I worry about the children who lost parents, the parents who are losing children and the communities that are being hardest hit by the ravages of COVID-19. To “woke” Americans, the idea that Blacks are suffering disproportionately under the weight of COVID-19, is hardly novel. Dating back at least 50 years, there are studies showing that we have the most dangerous jobs, in the most dangerous communities, under the least favorable conditions. But this pandemic demands a response that’s both more organized and more specific.
The first responders, health workers, truckers drivers, drive through restaurant workers, Uber drivers, refuse carriers, pizza delivery guys, postal workers who are barely managing to keep basic services flowing, will develop the illness and will disproportionately die from COVID-19. The response should be more than “isn’t that a shame”, or, like COVID-19 leader Dr. Fauci said earlier this week, “…there’s nothing we can do about it now.”
For once, the U.S. must address the glaring issue playing out with irrefutable proof: the brunt of this pandemic in the U.S. is being borne by Black folk. And we haven’t even reached the Deep South yet.
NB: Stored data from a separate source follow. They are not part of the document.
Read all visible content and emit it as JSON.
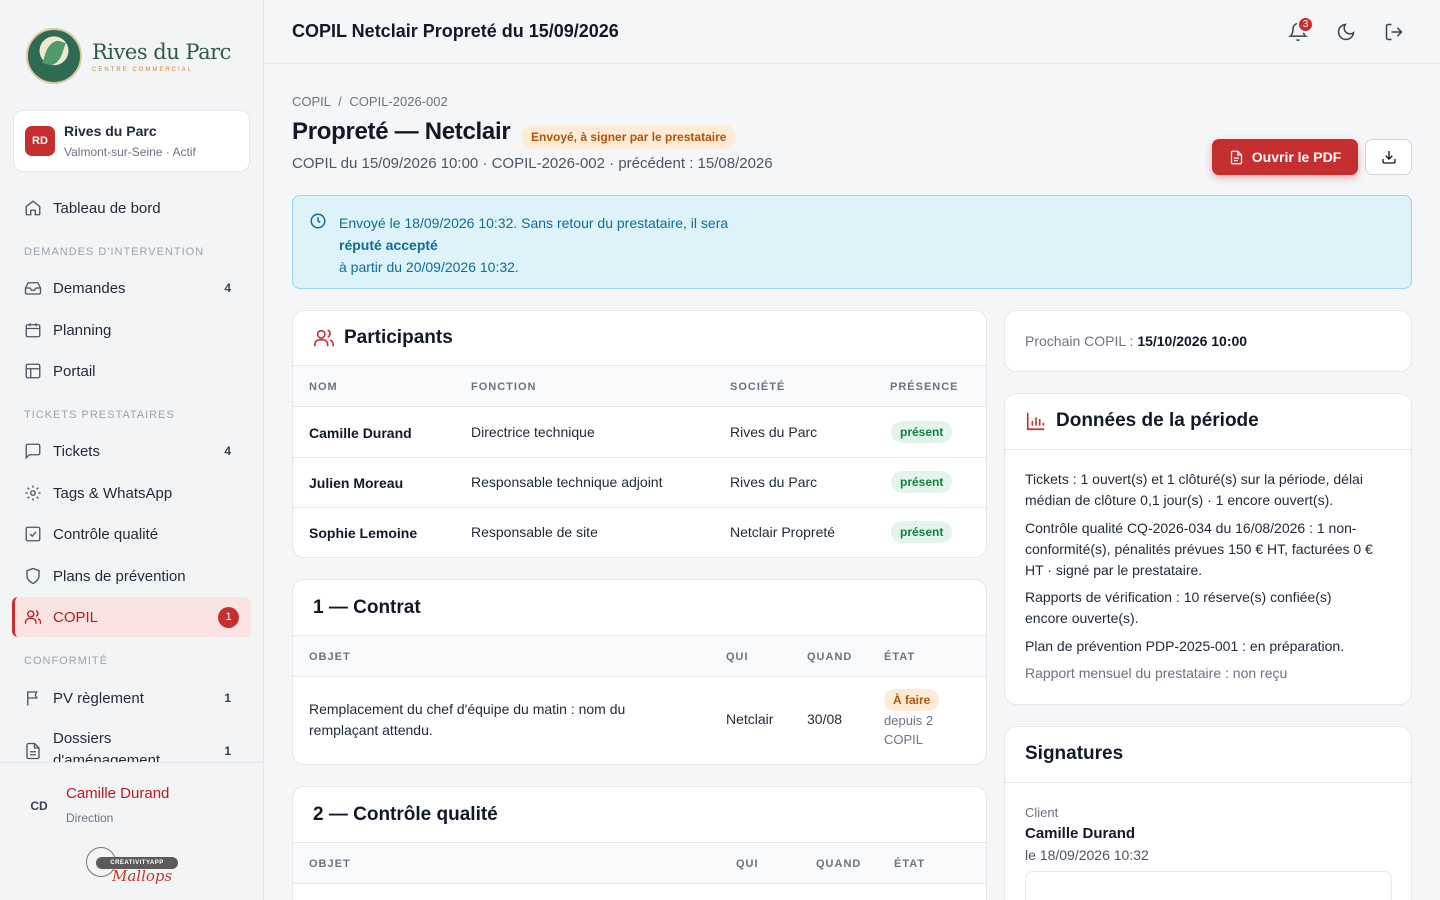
{
  "brand": {
    "name": "Rives du Parc",
    "sub": "CENTRE COMMERCIAL"
  },
  "site": {
    "initials": "RD",
    "name": "Rives du Parc",
    "location": "Valmont-sur-Seine · Actif"
  },
  "nav": {
    "dashboard": "Tableau de bord",
    "section1": "DEMANDES D'INTERVENTION",
    "demandes": {
      "label": "Demandes",
      "count": "4"
    },
    "planning": "Planning",
    "portail": "Portail",
    "section2": "TICKETS PRESTATAIRES",
    "tickets": {
      "label": "Tickets",
      "count": "4"
    },
    "tags": "Tags & WhatsApp",
    "qualite": "Contrôle qualité",
    "prevention": "Plans de prévention",
    "copil": {
      "label": "COPIL",
      "count": "1"
    },
    "section3": "CONFORMITÉ",
    "pv": {
      "label": "PV règlement",
      "count": "1"
    },
    "dossiers": {
      "label": "Dossiers d'aménagement",
      "count": "1"
    }
  },
  "user": {
    "initials": "CD",
    "name": "Camille Durand",
    "role": "Direction"
  },
  "footer_brand": {
    "pill": "CREATIVITYAPP",
    "script": "Mallops"
  },
  "header": {
    "title": "COPIL Netclair Propreté du 15/09/2026",
    "notifications": "3"
  },
  "page": {
    "crumb_root": "COPIL",
    "crumb_sep": "/",
    "crumb_current": "COPIL-2026-002",
    "title": "Propreté — Netclair",
    "status": "Envoyé, à signer par le prestataire",
    "subline": "COPIL du 15/09/2026 10:00 · COPIL-2026-002 · précédent : 15/08/2026",
    "open_pdf": "Ouvrir le PDF"
  },
  "alert": {
    "line1": "Envoyé le 18/09/2026 10:32. Sans retour du prestataire, il sera",
    "bold": "réputé accepté",
    "line2": "à partir du 20/09/2026 10:32."
  },
  "participants": {
    "title": "Participants",
    "headers": [
      "NOM",
      "FONCTION",
      "SOCIÉTÉ",
      "PRÉSENCE"
    ],
    "rows": [
      {
        "name": "Camille Durand",
        "role": "Directrice technique",
        "company": "Rives du Parc",
        "presence": "présent"
      },
      {
        "name": "Julien Moreau",
        "role": "Responsable technique adjoint",
        "company": "Rives du Parc",
        "presence": "présent"
      },
      {
        "name": "Sophie Lemoine",
        "role": "Responsable de site",
        "company": "Netclair Propreté",
        "presence": "présent"
      }
    ]
  },
  "contrat": {
    "title": "1 — Contrat",
    "headers": [
      "OBJET",
      "QUI",
      "QUAND",
      "ÉTAT"
    ],
    "rows": [
      {
        "object_1": "Remplacement du chef d'équipe du matin : nom du",
        "object_2": "remplaçant attendu.",
        "who": "Netclair",
        "when": "30/08",
        "state": "À faire",
        "state_note_1": "depuis 2",
        "state_note_2": "COPIL"
      }
    ]
  },
  "qualite": {
    "title": "2 — Contrôle qualité",
    "headers": [
      "OBJET",
      "QUI",
      "QUAND",
      "ÉTAT"
    ]
  },
  "next": {
    "label": "Prochain COPIL :",
    "value": "15/10/2026 10:00"
  },
  "periode": {
    "title": "Données de la période",
    "p1a": "Tickets : 1 ouvert(s) et 1 clôturé(s) sur la période, délai",
    "p1b": "médian de clôture 0,1 jour(s) · 1 encore ouvert(s).",
    "p2a": "Contrôle qualité CQ-2026-034 du 16/08/2026 : 1 non-",
    "p2b": "conformité(s), pénalités prévues 150 € HT, facturées 0 €",
    "p2c": "HT · signé par le prestataire.",
    "p3a": "Rapports de vérification : 10 réserve(s) confiée(s)",
    "p3b": "encore ouverte(s).",
    "p4": "Plan de prévention PDP-2025-001 : en préparation.",
    "p5": "Rapport mensuel du prestataire : non reçu"
  },
  "signatures": {
    "title": "Signatures",
    "client_label": "Client",
    "client_name": "Camille Durand",
    "client_date": "le 18/09/2026 10:32"
  }
}
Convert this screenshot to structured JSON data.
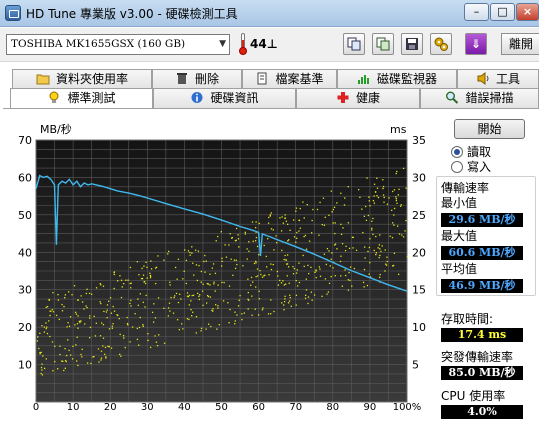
{
  "window": {
    "title": "HD Tune 專業版 v3.00 - 硬碟檢測工具",
    "minimize_label": "–",
    "maximize_label": "□",
    "close_label": "×"
  },
  "toolbar": {
    "drive": "TOSHIBA MK1655GSX (160 GB)",
    "temperature": "44",
    "temperature_unit": "⊥",
    "exit_label": "離開",
    "down_label": "⇓"
  },
  "tabs_top": [
    {
      "label": "資料夾使用率",
      "icon": "folder-icon"
    },
    {
      "label": "刪除",
      "icon": "trash-icon"
    },
    {
      "label": "檔案基準",
      "icon": "file-icon"
    },
    {
      "label": "磁碟監視器",
      "icon": "monitor-icon"
    },
    {
      "label": "工具",
      "icon": "speaker-icon"
    }
  ],
  "tabs_bottom": [
    {
      "label": "標準測試",
      "icon": "bulb-icon",
      "active": true
    },
    {
      "label": "硬碟資訊",
      "icon": "info-icon",
      "active": false
    },
    {
      "label": "健康",
      "icon": "health-cross-icon",
      "active": false
    },
    {
      "label": "錯誤掃描",
      "icon": "magnifier-icon",
      "active": false
    }
  ],
  "controls": {
    "start_label": "開始",
    "read_label": "讀取",
    "write_label": "寫入",
    "read_selected": true
  },
  "stats": {
    "transfer_rate_label": "傳輸速率",
    "min_label": "最小值",
    "min_value": "29.6 MB/秒",
    "max_label": "最大值",
    "max_value": "60.6 MB/秒",
    "avg_label": "平均值",
    "avg_value": "46.9 MB/秒",
    "access_label": "存取時間:",
    "access_value": "17.4 ms",
    "burst_label": "突發傳輸速率",
    "burst_value": "85.0 MB/秒",
    "cpu_label": "CPU 使用率",
    "cpu_value": "4.0%"
  },
  "colors": {
    "transfer_line": "#3fb8ee",
    "access_points": "#e6e61a",
    "plot_background": "#1e1e1e",
    "grid": "#5a5a5a"
  },
  "chart_data": {
    "type": "line",
    "ylabel_left": "MB/秒",
    "ylabel_right": "ms",
    "ylim_left": [
      0,
      70
    ],
    "ylim_right": [
      0,
      35
    ],
    "xlim": [
      0,
      100
    ],
    "left_ticks": [
      "70",
      "60",
      "50",
      "40",
      "30",
      "20",
      "10"
    ],
    "right_ticks": [
      "35",
      "30",
      "25",
      "20",
      "15",
      "10",
      "5"
    ],
    "x_ticks": [
      "0",
      "10",
      "20",
      "30",
      "40",
      "50",
      "60",
      "70",
      "80",
      "90",
      "100%"
    ],
    "grid": true,
    "series": [
      {
        "kind": "transfer_rate",
        "axis": "left",
        "x": [
          0,
          1,
          2,
          3,
          4,
          5,
          5.5,
          6,
          7,
          8,
          9,
          10,
          11,
          12,
          13,
          14,
          15,
          18,
          20,
          22,
          25,
          28,
          30,
          35,
          40,
          45,
          50,
          55,
          58,
          59,
          60,
          60.5,
          61,
          62,
          63,
          65,
          70,
          75,
          80,
          85,
          90,
          95,
          100
        ],
        "y": [
          57,
          60.5,
          60,
          60.3,
          59.5,
          58,
          42,
          58,
          59,
          58.5,
          59.5,
          58,
          59,
          57.5,
          58.5,
          58,
          58.3,
          57.6,
          57,
          56.4,
          55.8,
          55.1,
          54.5,
          53,
          51.6,
          50.2,
          48.6,
          46.9,
          46,
          45.7,
          45.3,
          39,
          44.9,
          44.5,
          44.2,
          43.4,
          41.5,
          39.5,
          37.3,
          35.1,
          33.2,
          31.3,
          29.6
        ]
      },
      {
        "kind": "access_time_scatter",
        "axis": "right",
        "note": "dense cloud of yellow points rising from about 3–14 ms near 0% to about 17–32 ms near 100%"
      }
    ]
  }
}
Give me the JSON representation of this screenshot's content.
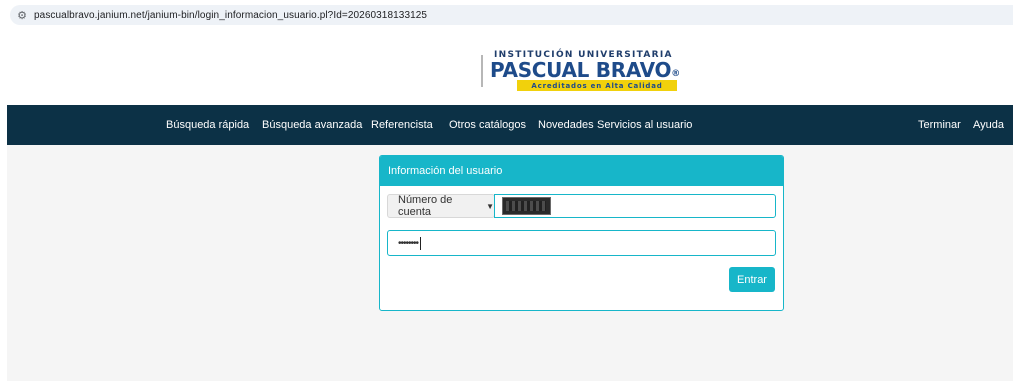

Race specific remedies for race based problems are out of style in current U.S. jurisprudence. But there is another way: we should establish a bi-partisan, independent victim compensation fund, similar to the unlimited fund that runs through 2090 to help first responders, school children and others injured on 911. President Obama extended the time for filing claims with the fund until December 18, 2020. President Trump signed a bill for permanent funding. This approach has the advantage of some insulation from the political process. Now, the test will be whether this current pandemic will lead to the same conclusion that we reached two decades ago, and earlier this year. We like to believe that when Americans, through no fault of their own, risk health, life and limb for the country, we will take care of them and their offspring, even if they are Black. And of course the COVID-19 victims fund beneficiaries will not be mostly Black folk, but Black folk will get a chance to prove the value of their patriotism in a way rarely acknowledged or measured.
This op-ed was contributed by Janice Mathis, executive director at the National Council of Negro Women (NCNW), a nonprofit organization with the mission to advance the opportunities and the quality of life for African American women, their families and communities.